Padahal dalam Pasal 31 Undang-Undang Nomor 1 Tahun 1974 disebutkan bahwa: Hak dan kedudukan istri adalah seimbang dengan hak dan kedudukan suami dalam kehidupan rumah tangga dan pergaulan hidup bersama dalam masyarakat. Masing-masing pihak berhak untuk melakukan perbuatan hukum. Suami adalah kepala keluarga dan istri ibu rumah tangga. Namun, pasal ini tidak menjelaskan apa yang dimaksud dengan “ibu rumah tangga”. Pencantuman istilah tersebut seakan-akan membatasi ruang gerak istri (perempuan) hanya di ranah domestik saja. Padahal kenyataannya banyak kaum istri yang merambah ke ranah publik, serta menjalankan profesi sesuai dengan kemampuan intelektualitasnya.
Tindakan kekerasan terhadap perempuan ibarat gunung es. Karena yang muncul ke permukaan hanya sebagian kecil saja, sedangkan bagian yang lebih besar masih tenggelam atau tidak dapat diketahui. Kondisi ini dipengaruhi oleh adanya anggapan dalam masyarakat bahwa kekerasan terhadap perempuan dalam lingkungan keluarga adalah masalah intern keluarga dan tidak sepatutnya di ekspos. Sebagian masyarakat masih menutupi kondisi ini karena mereka mempertahankan status sosial bagi keluarganya. Oleh karena itu, tindakan kekerasan yang terjadi dalam lingkungan keluarga dianggap aib yang harus dan selalu ditutupi. Sama hal nya dengan bentuk kejahatan biasa (kejahatan konvensional) pelaku tindakan kekerasan dalam lingkungan keluarga atau kekerasan dalam rumah tangga (KDRT) adalah mereka yang berasal dariberbagai status sosial. Jadi tidak dibatasi oleh strata sosial maupun pendidikan. Hal tersebut menurut (Soeroso, 2011:35).
Dari pernyataan di atas dapat dikatakan bahwa kekerasan dalam rumah tangga merupakan sebuah perbuatan tidak menyenangkan yang dilakukan pelaku terhadap korbannya, yang berakibat timbulnya kesengsaraan atau penderitaan secara fisik, seksual, psikologis sehingga tidak bisa melakukan aktifitas sebagaimana sebelumnya dan atau penelantaran rumah tangga termasuk ancaman untuk melakukan perbuatan, pemaksaan, perampasan kemerdekaan secara sewenang-wenang dalam lingkup rumah tangga.

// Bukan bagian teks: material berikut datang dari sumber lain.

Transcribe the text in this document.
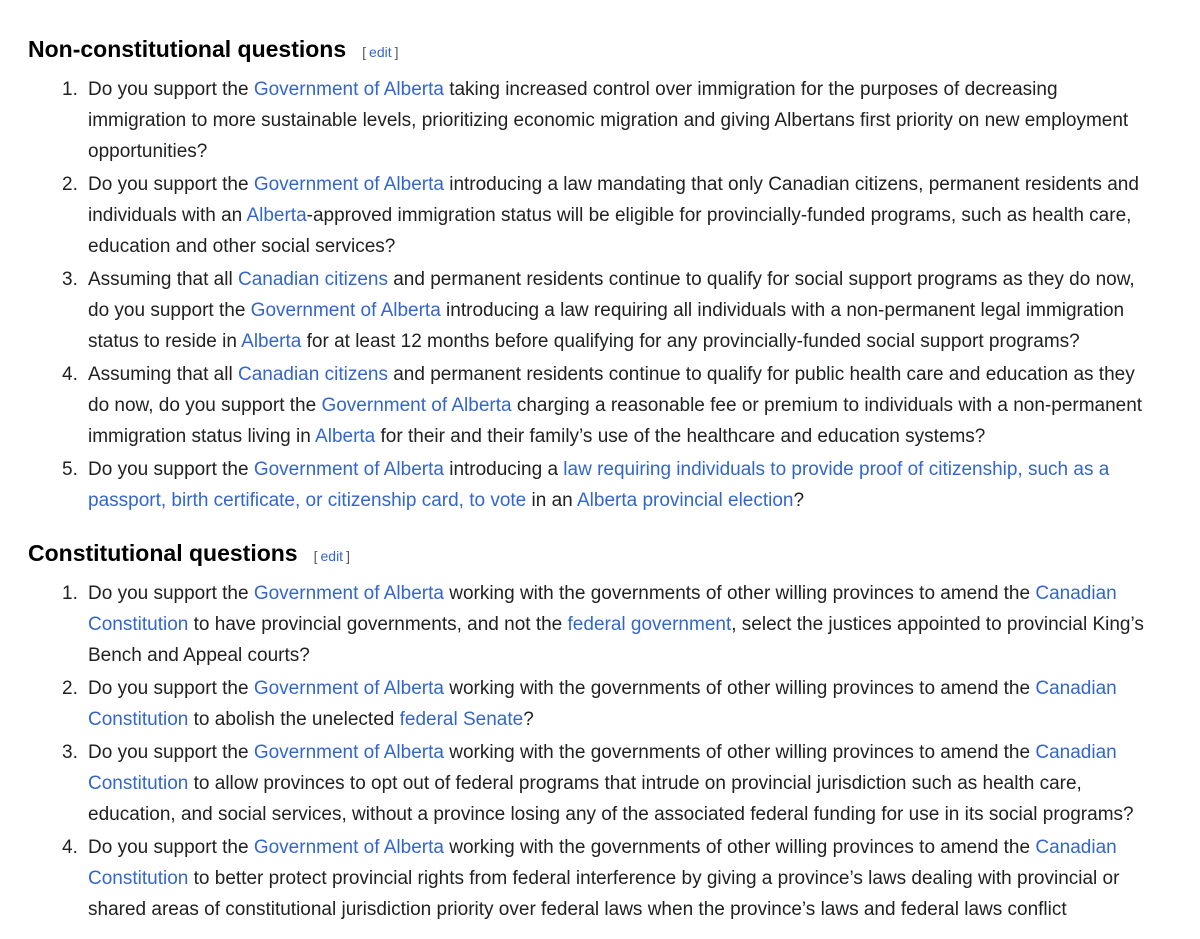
Non-constitutional questions [ edit ]
1. Do you support the Government of Alberta taking increased control over immigration for the purposes of decreasing immigration to more sustainable levels, prioritizing economic migration and giving Albertans first priority on new employment opportunities?
2. Do you support the Government of Alberta introducing a law mandating that only Canadian citizens, permanent residents and individuals with an Alberta-approved immigration status will be eligible for provincially-funded programs, such as health care, education and other social services?
3. Assuming that all Canadian citizens and permanent residents continue to qualify for social support programs as they do now, do you support the Government of Alberta introducing a law requiring all individuals with a non-permanent legal immigration status to reside in Alberta for at least 12 months before qualifying for any provincially-funded social support programs?
4. Assuming that all Canadian citizens and permanent residents continue to qualify for public health care and education as they do now, do you support the Government of Alberta charging a reasonable fee or premium to individuals with a non-permanent immigration status living in Alberta for their and their family’s use of the healthcare and education systems?
5. Do you support the Government of Alberta introducing a law requiring individuals to provide proof of citizenship, such as a passport, birth certificate, or citizenship card, to vote in an Alberta provincial election?
Constitutional questions [ edit ]
1. Do you support the Government of Alberta working with the governments of other willing provinces to amend the Canadian Constitution to have provincial governments, and not the federal government, select the justices appointed to provincial King’s Bench and Appeal courts?
2. Do you support the Government of Alberta working with the governments of other willing provinces to amend the Canadian Constitution to abolish the unelected federal Senate?
3. Do you support the Government of Alberta working with the governments of other willing provinces to amend the Canadian Constitution to allow provinces to opt out of federal programs that intrude on provincial jurisdiction such as health care, education, and social services, without a province losing any of the associated federal funding for use in its social programs?
4. Do you support the Government of Alberta working with the governments of other willing provinces to amend the Canadian Constitution to better protect provincial rights from federal interference by giving a province’s laws dealing with provincial or shared areas of constitutional jurisdiction priority over federal laws when the province’s laws and federal laws conflict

Bentuk-Bentuk Kekerasan Dalam Rumah Tangga
Mengatakan bahwa Negara berpandangan bahwa segala bentuk kekerasan terutama kekerasan dalam rumah tangga adalah pelanggaran hak asasi manusia dan kejahatan terhadap martabat kemanusiaan serta bentuk diskriminasi. Hal tersebut menurut (Sukardi, 2015:42). Dari berbagai kasus yang pernah terjadi di Indonesia, bentuk-bentuk KDRT dapat di kelompokkan menjadi berikut ini:
Kekerasan Fisik
- Pembunuhan:
- Suami terhadap istri atau sebaliknya;
- Ayah terhadap anak dan sebaliknya;
- Ibu terhadap anak atau sebaliknya (termasuk pembunuhan bayi oleh ibu);
- Adik terhadap kakak, kemenakan, ipar atau sebaliknya;
- Anggota keluarga terhadap pembantu;
- Bentuk campuran selain tersebut di atas.
- Penganiayaan:
- Suami terhadap istri atau sebalikya;
- Ayah terhadap anak sebaliknya;
- Ibuk terhadap anak atau sebaliknya (termasuk pembunuhan bayi oleh ibu)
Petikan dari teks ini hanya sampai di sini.